The result? Acceleration so savage your eyeballs will compress
Only 507hp comes from the engine, though. It’s a 3.5-litre V6 twin-turbo, distantly related to the unit found in the old Legend saloon (remember them?). The extra power comes from three electric motors. One is sandwiched between the engine and the nine-speed paddle-shift gearbox. Two more are mounted up front, parcelling out power to a wheel each. So four motors, then. One petrol and three electric. Honda quotes a whole system output of 645Nm of torque, but it’s not that simple. Each of those front motors has 73Nm to send individually to the front wheels from 0rpm, while the single rear motor can chime in with 147Nm.
The result? Acceleration so savage your eyeballs will compress. Honda doesn’t officially quote a 0-100km/h time, but it’s reckoned to be a little over 3.0 seconds, which is quick enough to seriously trouble even the machinery from Maranello. Traction, thanks to those extra motors, is total, and so you scream forward, surfing a wave of addictive noise. Hybrids are supposed to be powered by a mixture of petrol and electricity, but the NSX’s engine note will have you convinced that this one runs on venom and rage.
Go deep into the braking zone for the tight turn one at Mondello, and as you jab into the apex, you notice three things. One: the steering is a little light in weight and a touch light in feel, but sniper-scope accurate. Two: the brakes don’t have perfect feel nor pedal response (they’re brake-by-wire, which helps to maximise the regenerative braking to feed the hybrid batteries) but it does stop rather well all the same. Three: when the NSX does break loose at the rear, as it all but inevitable, you’ll very quickly feel a friendly tug from one of the front electric motors, which will step in to assist you in pulling the car straight again before things get very expensive indeed.

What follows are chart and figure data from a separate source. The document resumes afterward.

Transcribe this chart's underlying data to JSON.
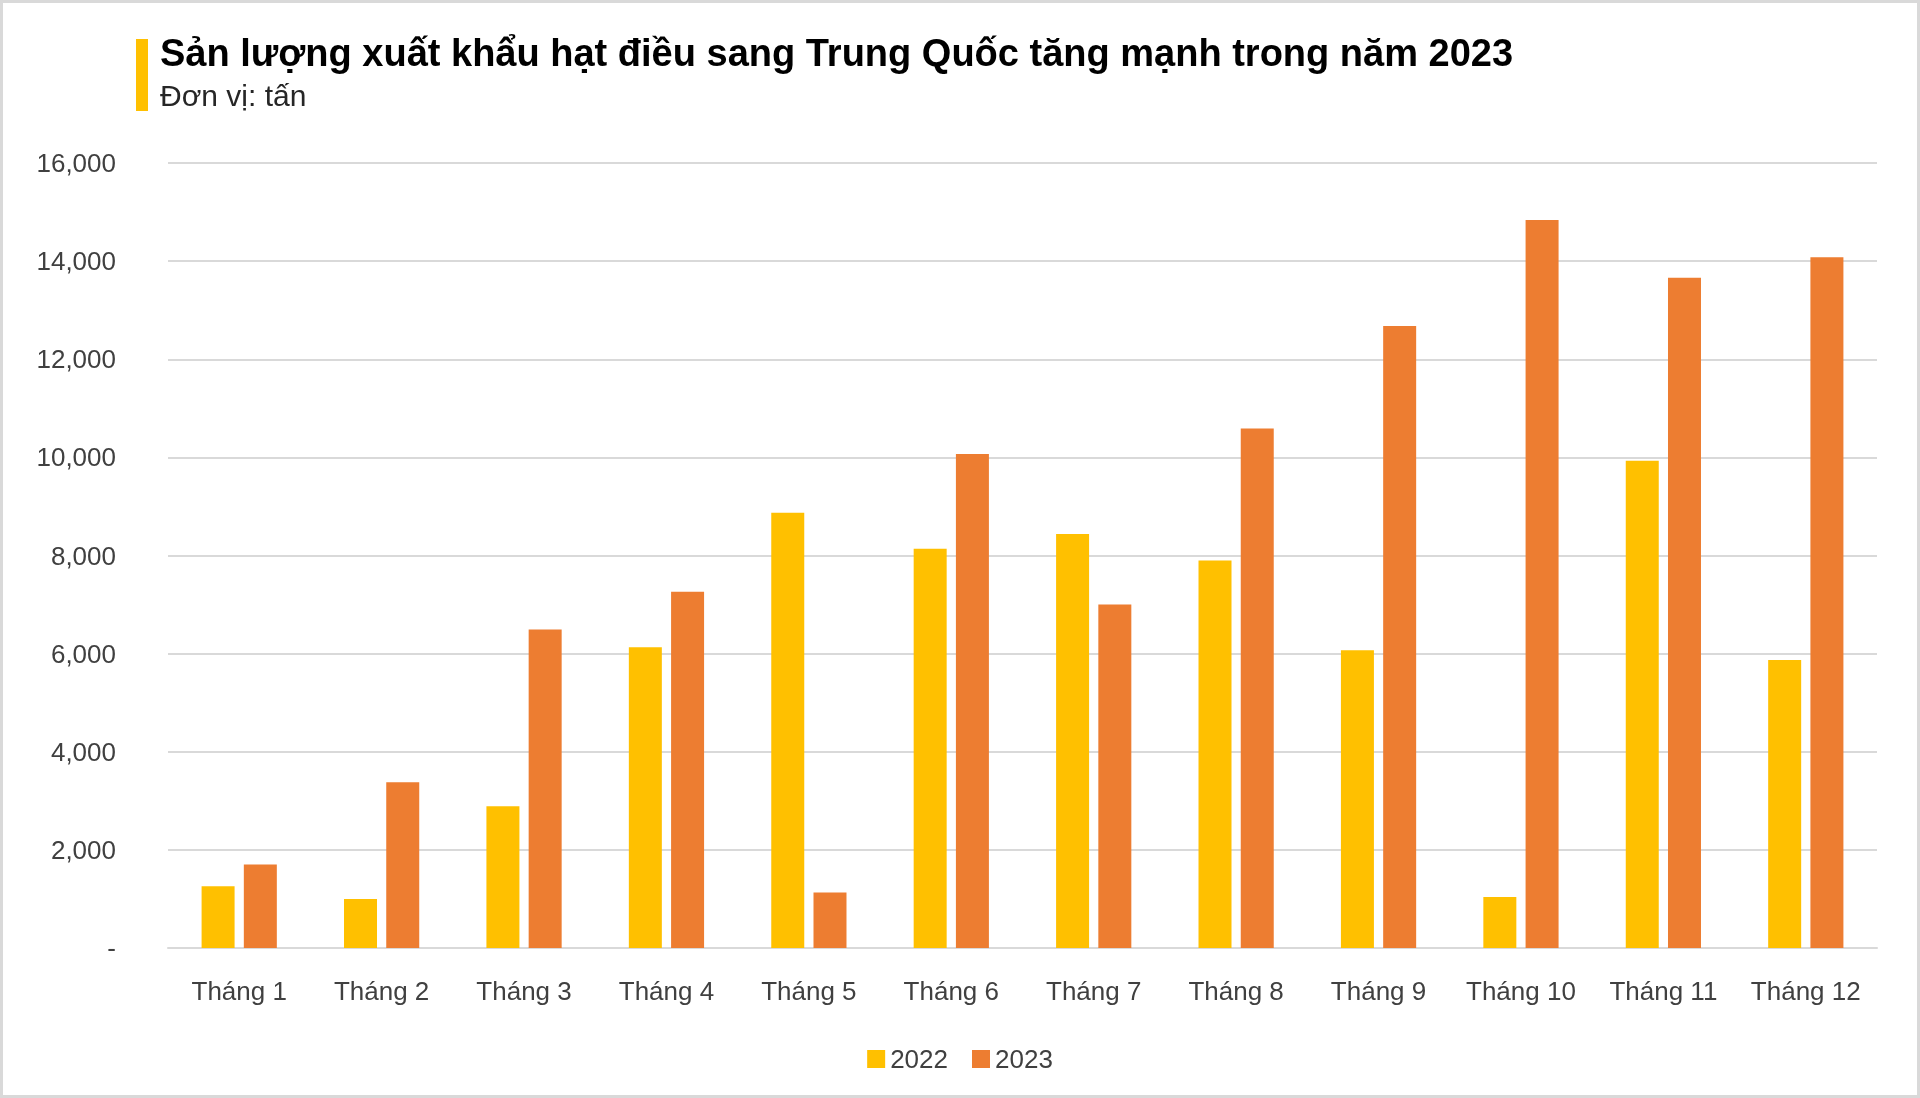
{
  "chart_data": {
    "type": "bar",
    "title": "Sản lượng xuất khẩu hạt điều sang Trung Quốc tăng mạnh trong năm 2023",
    "subtitle": "Đơn vị: tấn",
    "categories": [
      "Tháng 1",
      "Tháng 2",
      "Tháng 3",
      "Tháng 4",
      "Tháng 5",
      "Tháng 6",
      "Tháng 7",
      "Tháng 8",
      "Tháng 9",
      "Tháng 10",
      "Tháng 11",
      "Tháng 12"
    ],
    "series": [
      {
        "name": "2022",
        "color": "#ffc000",
        "values": [
          1260,
          1000,
          2890,
          6130,
          8870,
          8140,
          8440,
          7900,
          6070,
          1040,
          9930,
          5870
        ]
      },
      {
        "name": "2023",
        "color": "#ed7d31",
        "values": [
          1700,
          3380,
          6490,
          7260,
          1130,
          10070,
          7000,
          10590,
          12680,
          14840,
          13660,
          14080
        ]
      }
    ],
    "ylim": [
      0,
      16000
    ],
    "yticks": [
      {
        "value": 0,
        "label": "-"
      },
      {
        "value": 2000,
        "label": "2,000"
      },
      {
        "value": 4000,
        "label": "4,000"
      },
      {
        "value": 6000,
        "label": "6,000"
      },
      {
        "value": 8000,
        "label": "8,000"
      },
      {
        "value": 10000,
        "label": "10,000"
      },
      {
        "value": 12000,
        "label": "12,000"
      },
      {
        "value": 14000,
        "label": "14,000"
      },
      {
        "value": 16000,
        "label": "16,000"
      }
    ],
    "grid": "y",
    "legend": "bottom"
  }
}
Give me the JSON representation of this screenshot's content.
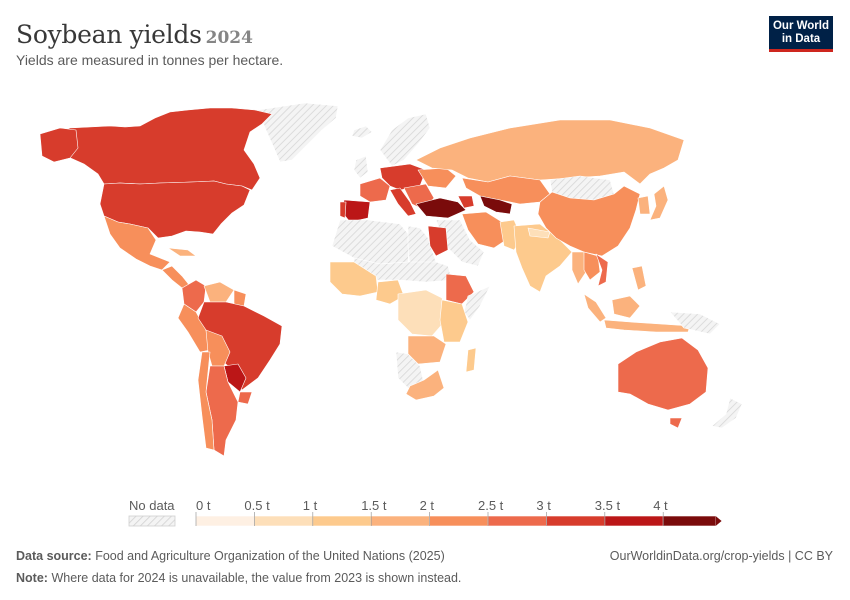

Was it worth the wait? Oh heck yes. Yes with a capital Y
The gearshifts of the nine-speed ’box are remarkable not because they’re especially fast nor sudden (they’re about middle-rank when it comes to such metrics, in terms of sports and supercar gearboxes) but because each tug of a paddle unleashes another tide of wonderful, glorious noise. This is a hybrid, but it’s no Prius, that’s for sure. Fuel economy? For what it’s worth Honda claims 10.0-litres per 100km on the combined cycle. That’s 28mpg which seems reasonable. You might get better than that if you’re being gentle. You will not be gentle…
What else? Well, the interior is a bit of a mish-mash. There are nice carbon-fibre touches, flashes of red and black Alcantara suede, and great seats. The digital instrument readout looks great, and the big alloy starter button looks suitably tempting. There’s a bit too much Civic and CR-V on show in some other areas though, but then that was true too of the original so maybe we’re being needlessly harsh.
Was it worth the wait? Oh heck yes. Yes with a capital Y underlaid by the fabulous V6 turbo howl as the crankshaft spins past 7,000rpm. Honda’s done it again – it’s made a car with the thrill and fury of a Ferrari (well, most of it anyway) but the usability, visibility, and likely the reliability of a Civic. I sure can’t afford to put one on my driveway, but the teenager within is clearing poster space on his wall right now. Patience pays.
The lowdown: Honda NSX
0-100kmh: 3.0 seconds (estimated).
Top speed: 308km/h.
Claimed economy: 10.8 litres/100km (28mpg).
CO2 emissions: 228g/km.
Motor tax: €2,350.
Price: Circa €250,000 as tested;
Verdict: Come in 1989, your time is up.